In the Middle East and North Africa, he cited Diageo’s whisky portfolio, which is being repositioned from mid-to-high price points toward both ends, seeking high-end value opportunities to improve competitiveness.

Besides price cuts, another approach is to promote smaller packaging options, with plans to further optimize pricing and packaging structures. Many of Diageo’s brands in China and other markets have been pushing small-sized products in recent years.

The second priority is customer-centricity.

Dave Lewis believes that revitalizing and focusing on the on-trade channels is essential, as is improving service levels in off-trade channels.

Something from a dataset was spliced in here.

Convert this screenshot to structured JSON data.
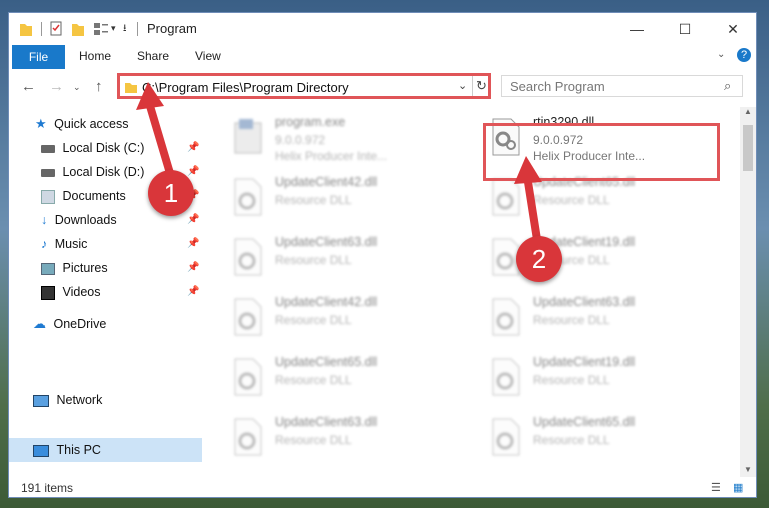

He mentioned that feedback from former Tesco employees indicated that Diageo’s customer service investments in some areas are insufficient and need attention.

Third, he aims to restructure Diageo’s operational system to deliver sustainable returns.

There have been reports before the earnings call that the new CEO will push for a comprehensive overhaul of Diageo’s structure, including executive committee personnel adjustments, reducing management layers, and changing the complacent internal culture.

These measures aim to improve execution, accelerate decision-making, and reduce costs.

Given the CEO’s past management style, the market is speculating whether Diageo will significantly sell assets to reduce debt and enhance shareholder returns.

In response, Dave Lewis stated, “If appropriate, we will dispose of assets, but we will never sell brands below their value.”

During the call, Diageo mentioned the sale of its East African beer business to Asahi Group in December last year, a deal worth over $2 billion expected to close in the second half of fiscal 2026.

As for the Chinese market, Dave Lewis did not provide specific details.

When asked about potential asset sales in India and China, he clearly declined to comment on market speculation and emphasized that Diageo has no intention of selling any brands below their value.

Diageo CFO Nik Jhangiani added, “Regarding Shui Jing Fang (the rumored sale), I want to clarify: we have never discussed this; it’s just market speculation, so we will not comment further.”

However, Dave Lewis also mentioned that if a third party approaches with an irresistible offer outside of Diageo’s strategic plans, the company would listen and communicate as a rational operator.

Currently, the future of the Chinese market and how to handle assets there will depend on the new CEO’s in-depth assessment and overall strategic direction. According to Dave Lewis, after the half-year report, he plans to visit markets in Asia and Africa.